= Arughtai =

Arughtai, also known as Alutai (阿魯台 (A-lu-t’ai); d. 1434), was a chingsang of the Northern Yuan dynasty who fought against the Yongle Emperor of the Ming dynasty and the Four Oirats.

According to the Mongolian and Chinese chronicles, there are similar named figures among the Western and Eastern Mongols. One of them named Asud Arugtai was a war prisoner of the Oirats, who was released by the Borjigin princess Samur while another person, Alutai, raided the Ming districts. Whatever his origin, the Oirad leaders, Gulichi and Mahamud, overthrew Elbeg Khan in 1399; and the former had himself enthroned as Khagan who appointed Arugtai or Alutai chingsang (councillor). However, Mahamud and Arughtai defeated Ugetchi or Gulichi; and Mahamud himself died soon after that.

Map of Ming campaign against Bunyashiri Khan and Arughtai.
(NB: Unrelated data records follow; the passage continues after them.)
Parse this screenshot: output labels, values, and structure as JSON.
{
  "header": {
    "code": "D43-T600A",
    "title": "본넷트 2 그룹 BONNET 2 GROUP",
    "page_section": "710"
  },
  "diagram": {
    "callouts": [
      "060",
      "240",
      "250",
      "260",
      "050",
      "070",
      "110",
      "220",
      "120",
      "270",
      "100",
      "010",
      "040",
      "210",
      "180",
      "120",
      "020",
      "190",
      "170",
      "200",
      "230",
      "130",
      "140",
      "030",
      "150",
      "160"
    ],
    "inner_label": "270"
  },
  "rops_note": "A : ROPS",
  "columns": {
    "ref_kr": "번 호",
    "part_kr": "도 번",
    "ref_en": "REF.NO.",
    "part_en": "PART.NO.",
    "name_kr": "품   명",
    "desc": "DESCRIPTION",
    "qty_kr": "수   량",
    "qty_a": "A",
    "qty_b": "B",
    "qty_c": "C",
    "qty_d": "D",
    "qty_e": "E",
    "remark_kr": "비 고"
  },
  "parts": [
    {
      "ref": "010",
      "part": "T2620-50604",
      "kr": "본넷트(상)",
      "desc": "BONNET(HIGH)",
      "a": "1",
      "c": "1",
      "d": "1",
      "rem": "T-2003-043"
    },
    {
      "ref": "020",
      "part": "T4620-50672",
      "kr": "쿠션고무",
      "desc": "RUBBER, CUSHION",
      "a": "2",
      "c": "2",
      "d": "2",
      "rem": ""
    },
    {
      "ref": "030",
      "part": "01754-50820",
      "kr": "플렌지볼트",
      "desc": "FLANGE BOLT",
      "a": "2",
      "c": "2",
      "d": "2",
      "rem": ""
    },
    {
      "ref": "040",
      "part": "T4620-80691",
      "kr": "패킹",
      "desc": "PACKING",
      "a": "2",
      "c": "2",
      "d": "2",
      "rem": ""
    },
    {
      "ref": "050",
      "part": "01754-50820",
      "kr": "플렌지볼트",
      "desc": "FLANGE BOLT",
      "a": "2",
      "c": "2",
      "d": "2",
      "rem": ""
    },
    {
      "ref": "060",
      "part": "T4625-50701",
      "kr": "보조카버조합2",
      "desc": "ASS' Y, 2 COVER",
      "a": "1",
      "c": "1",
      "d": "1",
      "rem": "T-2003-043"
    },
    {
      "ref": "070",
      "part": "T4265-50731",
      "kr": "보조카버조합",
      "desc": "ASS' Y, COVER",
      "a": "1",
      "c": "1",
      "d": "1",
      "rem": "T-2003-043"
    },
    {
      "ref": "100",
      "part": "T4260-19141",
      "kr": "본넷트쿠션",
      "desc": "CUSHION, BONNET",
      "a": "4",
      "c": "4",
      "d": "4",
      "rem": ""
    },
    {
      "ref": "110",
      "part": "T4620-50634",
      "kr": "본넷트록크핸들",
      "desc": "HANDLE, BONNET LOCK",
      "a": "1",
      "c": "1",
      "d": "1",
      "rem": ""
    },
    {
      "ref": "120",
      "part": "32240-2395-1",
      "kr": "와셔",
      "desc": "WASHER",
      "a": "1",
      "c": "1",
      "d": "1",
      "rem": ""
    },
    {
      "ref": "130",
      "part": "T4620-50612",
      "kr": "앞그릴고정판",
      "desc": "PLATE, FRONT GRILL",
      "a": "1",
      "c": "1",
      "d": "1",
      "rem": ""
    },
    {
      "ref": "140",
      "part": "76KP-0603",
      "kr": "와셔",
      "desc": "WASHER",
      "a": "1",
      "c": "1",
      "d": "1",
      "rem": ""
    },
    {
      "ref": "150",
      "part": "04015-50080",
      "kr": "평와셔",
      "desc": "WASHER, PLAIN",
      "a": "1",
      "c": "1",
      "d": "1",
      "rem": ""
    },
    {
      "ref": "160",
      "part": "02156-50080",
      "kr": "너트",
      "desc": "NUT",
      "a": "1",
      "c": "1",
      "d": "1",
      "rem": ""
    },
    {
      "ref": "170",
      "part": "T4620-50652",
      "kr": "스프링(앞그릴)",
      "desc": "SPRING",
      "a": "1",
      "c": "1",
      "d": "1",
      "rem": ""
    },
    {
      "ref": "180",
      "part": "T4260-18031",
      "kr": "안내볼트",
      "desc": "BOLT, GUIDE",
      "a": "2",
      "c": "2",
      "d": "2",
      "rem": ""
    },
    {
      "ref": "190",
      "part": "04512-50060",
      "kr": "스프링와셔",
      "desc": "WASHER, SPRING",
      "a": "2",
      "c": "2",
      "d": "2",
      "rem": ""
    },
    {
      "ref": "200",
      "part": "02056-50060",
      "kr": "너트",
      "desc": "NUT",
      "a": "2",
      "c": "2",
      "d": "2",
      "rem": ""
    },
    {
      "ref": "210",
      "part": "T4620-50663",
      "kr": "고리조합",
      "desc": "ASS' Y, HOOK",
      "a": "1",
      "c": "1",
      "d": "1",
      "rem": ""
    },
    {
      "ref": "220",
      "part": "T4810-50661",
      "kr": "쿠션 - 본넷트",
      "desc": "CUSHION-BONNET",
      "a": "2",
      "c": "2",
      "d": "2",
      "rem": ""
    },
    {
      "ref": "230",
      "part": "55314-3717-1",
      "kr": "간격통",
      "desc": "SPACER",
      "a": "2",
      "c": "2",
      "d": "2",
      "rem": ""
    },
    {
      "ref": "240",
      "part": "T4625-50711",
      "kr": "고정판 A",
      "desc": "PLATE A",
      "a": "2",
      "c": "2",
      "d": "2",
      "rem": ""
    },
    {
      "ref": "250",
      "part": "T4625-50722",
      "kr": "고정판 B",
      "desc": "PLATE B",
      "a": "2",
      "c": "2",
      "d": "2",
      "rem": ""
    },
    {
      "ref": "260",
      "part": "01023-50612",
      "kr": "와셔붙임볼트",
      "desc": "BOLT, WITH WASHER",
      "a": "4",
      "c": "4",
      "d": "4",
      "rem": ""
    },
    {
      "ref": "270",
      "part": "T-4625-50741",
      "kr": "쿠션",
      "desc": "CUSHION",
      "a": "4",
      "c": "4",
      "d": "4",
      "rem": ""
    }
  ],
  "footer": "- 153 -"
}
In 1409 Alutai (Arughtai) set up the heir, Öljei Temür Khan Bunyashiri, of the Northern Yuan dynasty at Beshbalik, and ignored Ming demands for satisfaction regarding the murder of an envoy in the previous year. War followed, in which at first Alutai was successful, owing to the rashness of the Ming dynasty; but in the following year he was beaten and fled. In 1413, for promising help against the Oirads, he received the title of Prince of Hening (和寧王) and sent a mission to the Ming dynasty. Beaten by the Oirads, he sought refuge on the Ming frontier; but as soon as his strength increased, he renewed his raids. The Emperor marched against him in 1422, 1423, and 1424, but Alutai never risked a pitched battle and supported Adai Khan against the Oirads. Ten years later he was surprised and slain by Oirads under Toghan (Esen's father), and his son submitted to the Ming dynasty.